Taking it one step further, understanding genetic factors related to one’s ability to process specific nutrients may significantly improve the outcome of managing PCOS through dietary means.
Here is a list of genes related to the metabolism of nutrients that may impact PCOS conditions such as insulin resistance, risk of obesity, food intolerances, and inflammation:
Genes That Impact Carbohydrate Metabolism
ABCC9: Variation in this gene is associated with poor insulin sensitivity and weight gain around your waist.
PPARG: Influences the regulation of genes involved in carbohydrate and fat metabolism and insulin production, which moderate the risk of obesity and type 2 diabetes. Plays a key role in fat cell formation and metabolism.
Genes that Impact Insulin Metabolism
CEBPA: Modulates the expression of genes involved in cell cycle regulation and body weight homeostasis. Involved in the creation of fat cells and energy homeostasis. Caloric restriction reduces CEBPA protein expression in patients with metabolic syndrome. Variation is associated with an increased risk of insulin resistance and lower insulin production.
SH2B1: Expressed in the hypothalamus, a crucial center for energy balance and regulation of food intake. Variations can disrupt hormonal signalling and are associated with obesity, increased snacking and fat intake, type 2 diabetes, insulin dependence, and BMI.
Genes that Impact the Need for Protein to Regulate Insulin
NADSYN1: Variation is associated with more significant positive changes in insulin regulation (fasting insulin and insulin resistance) in response to a high protein diet.

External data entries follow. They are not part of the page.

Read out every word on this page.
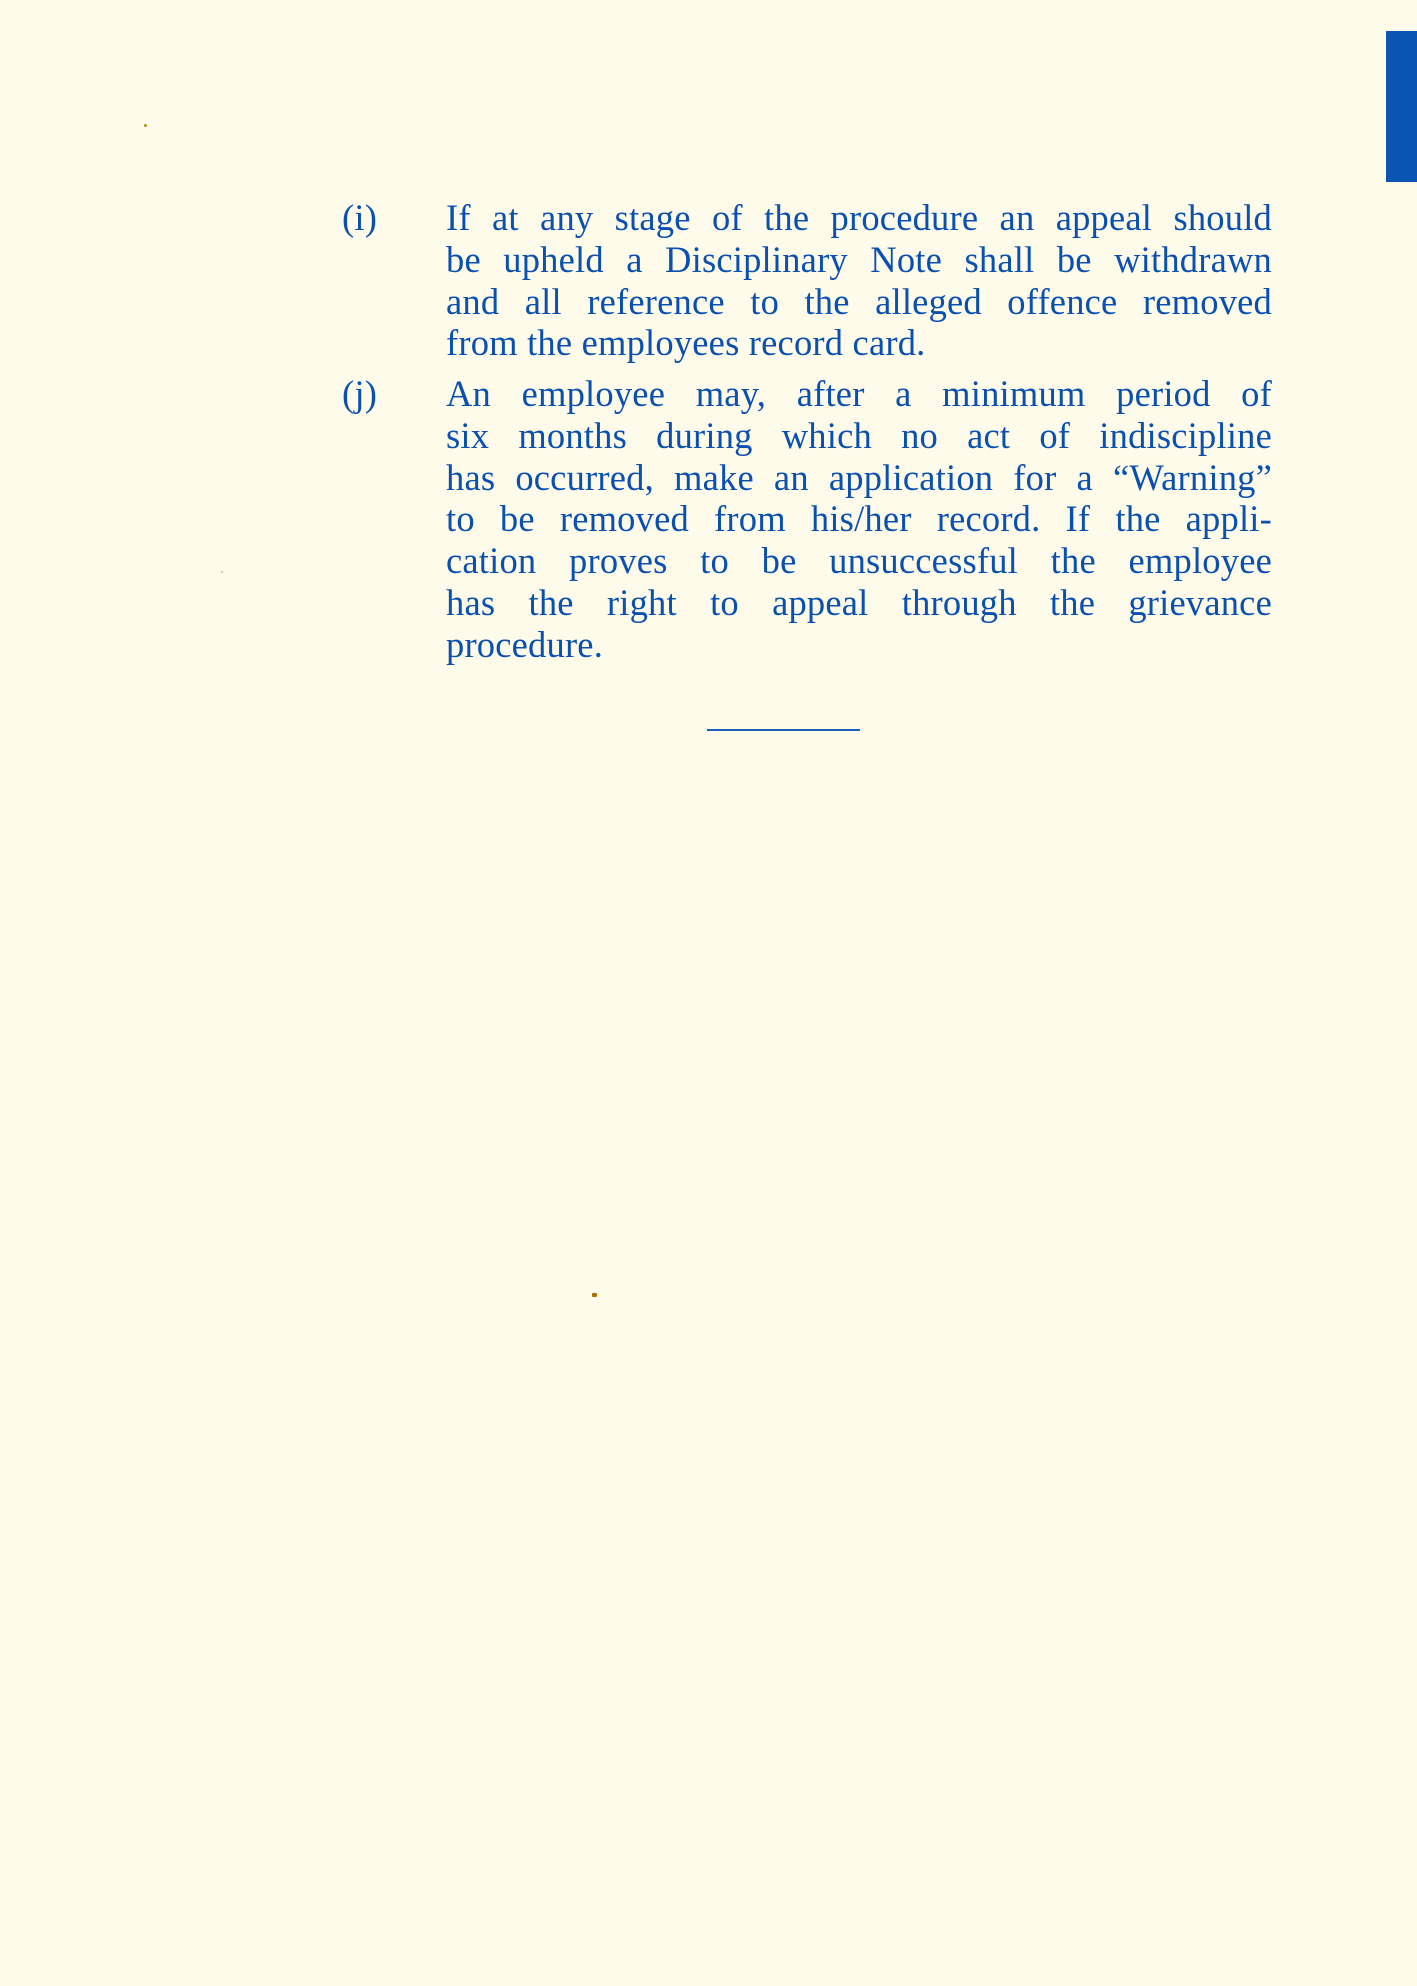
(i)	If at any stage of the procedure an appeal should
be upheld a Disciplinary Note shall be withdrawn
and all reference to the alleged offence removed
from the employees record card.
(j)	An employee may, after a minimum period of
six months during which no act of indiscipline
has occurred, make an application for a “Warning”
to be removed from his/her record. If the appli-
cation proves to be unsuccessful the employee
has the right to appeal through the grievance
procedure.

PPARGC1A: Regulates mitochondrial biogenesis, fatty acid oxidation, glucose utilization and thermogenesis. The variant tested here has been associated with a greater reduction of cholesterol on a high-protein diet than on a low-fat diet.
Gene that Impacts Lactose Tolerance
MCM6: Helps control the activity of a nearby lactase gene. It determines whether the lactase gene is turned on or off. This gene provides instructions for making the enzyme lactase, which is responsible for breaking down lactose.
Genes that Impact Inflammation from Food
BCMO1: Involved in the conversion of beta-carotene to a bio-available form of vitamin A
CETP: A key determinant in lipid metabolism, facilitates the transport of cholesteryl esters and triglycerides between the lipoproteins. Antioxidants – like vitamin E prevent a decrease in CETP by radical-induced damage.
SLC23A1 and SLC23A2: Responsible for tissue-specific absorption of vitamin C.
NOS3: An inflammatory agent and oxidant in free radical-mediated lipid breakdown. It is associated with responsiveness to fatty acids and the beneficial effect of omega 3 supplementation. Variations result in decreased protection following a damage-causing injury to cells.
Coping with PCOS presents its challenges in many ways, especially when it comes to nutrition.
It is essential to choose foods high in fibre, lean protein, and anti-inflammatory properties. By doing so, symptoms of insulin resistance and inflammatory conditions may improve over time.
If you’re following a healthy diet low in refined carbohydrates, sugar, and inflammatory foods, and is still suffering from severe symptoms, you may want to consider getting your DNA tested to get a deeper understanding of what nutrients your body needs.
Managing PCOS with genetic testing may provide the answers to a diet that’s right for you.